I have read again your very good presentation : https://indico.cern.ch/event/862873/contributions/3724435/attachments/1979998/3297217/2020_Eos_workshop_fsck.pdf and I would have a few questions about it, if you do not mind. Do you want me to ask them here ? In a new topic ?
Thank you
JM
Thank you Elvin,
Based on the output of eos-leveldb-inspect --fid, I see the set of variables that are kept in the local LevelDB on the FST for each filesystem. The set does not exactly correspond to what is listed in the presentation, I suppose there have been some changes. There are several things:
I do not see a checktime (timestamp of last scan (updated by scan)) so I wonder how the ScanDir decides to recheck the checksum of a file or if it should be skipped (what is the criteria to recheck ?)
As for the *time variables, I understand that Unix epoch is used for the files on disk but for the *time_ns values, I do not see how to interpret them as they do not resemble epoch values.
And If ScanDir only consider recently added files, what is the process that rescan everything on the FST, I have not seen it in action…
The checktime field is in the leveldb database but it’s not printed by the eos-leveldb-inspect tool. I will fix that. The value stored in the leveldb is the same at the extended attribute attached to the raw file. For example:
The criteria to recheck a file uses the scaninterval parameter which usually is set to 7 days. So the scanner will re-scan a file if it has not been scanned in the last 7 days.
The time values are similar to what is stored in the usual timespec: timespec - cppreference.com
The ctime is the value in seconds since epoch and the ctime_ns contains the nanosecond resolution. So in practical terms only the first value is enough to get an idea when the file was touched.
By default the scanner runs every 4 hours (this is configurable by the scan_* parameters) and will re-scan any file that has not been scanned since the scaninterval value that I also mentioned in point 1.
However, it looks like that the minor modification (changed 1 byte) that I made to the test file goes unnoticed.

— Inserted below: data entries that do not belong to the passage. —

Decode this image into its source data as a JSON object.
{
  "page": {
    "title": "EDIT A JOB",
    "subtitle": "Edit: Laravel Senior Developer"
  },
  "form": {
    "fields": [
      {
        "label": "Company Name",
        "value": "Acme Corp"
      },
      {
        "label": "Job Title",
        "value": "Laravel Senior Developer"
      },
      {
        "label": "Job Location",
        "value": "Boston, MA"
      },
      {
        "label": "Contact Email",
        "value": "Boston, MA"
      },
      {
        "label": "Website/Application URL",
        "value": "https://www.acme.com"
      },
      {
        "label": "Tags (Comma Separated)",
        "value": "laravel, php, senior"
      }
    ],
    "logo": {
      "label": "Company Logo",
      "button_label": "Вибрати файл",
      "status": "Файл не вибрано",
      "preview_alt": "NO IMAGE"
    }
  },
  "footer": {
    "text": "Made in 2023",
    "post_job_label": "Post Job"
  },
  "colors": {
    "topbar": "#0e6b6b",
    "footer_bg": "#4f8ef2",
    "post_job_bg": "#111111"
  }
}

The checksum has changed. It was 58a806f2 before, it is now 59d40701:
Sorry for the late reply, I was sick last week. Let’s take from the bottom up. The extended attribute user.XrdCks.adler32 is added by the xrdadler32 tool when it computes the checksum the first time so this is just an artifact that you can ignore.
It looks indeed strange that the file is scanned but the information in the local database is not updated. Can you also post the output of eos fileinfo for this file? Also it’s a bit strange that you don’t have all the extended attributes that I would expect. For example, for a replica 2 file I have the following:
The managers and the server are both running EOS 4.8.40.
I believe my way of testing was not good. By editing the file to change one char with vi, I actually create a new file and the extended attributes are lost. Only some of them are recreated at the next scan but it looks like it disturbs the process.
So I made a new test, ensuring that the inode of the file does not change (using cp) and followed the whole process. It worked perfectly as expected.
Now that I understand better those processes, I am going to look at the status of our production EOS.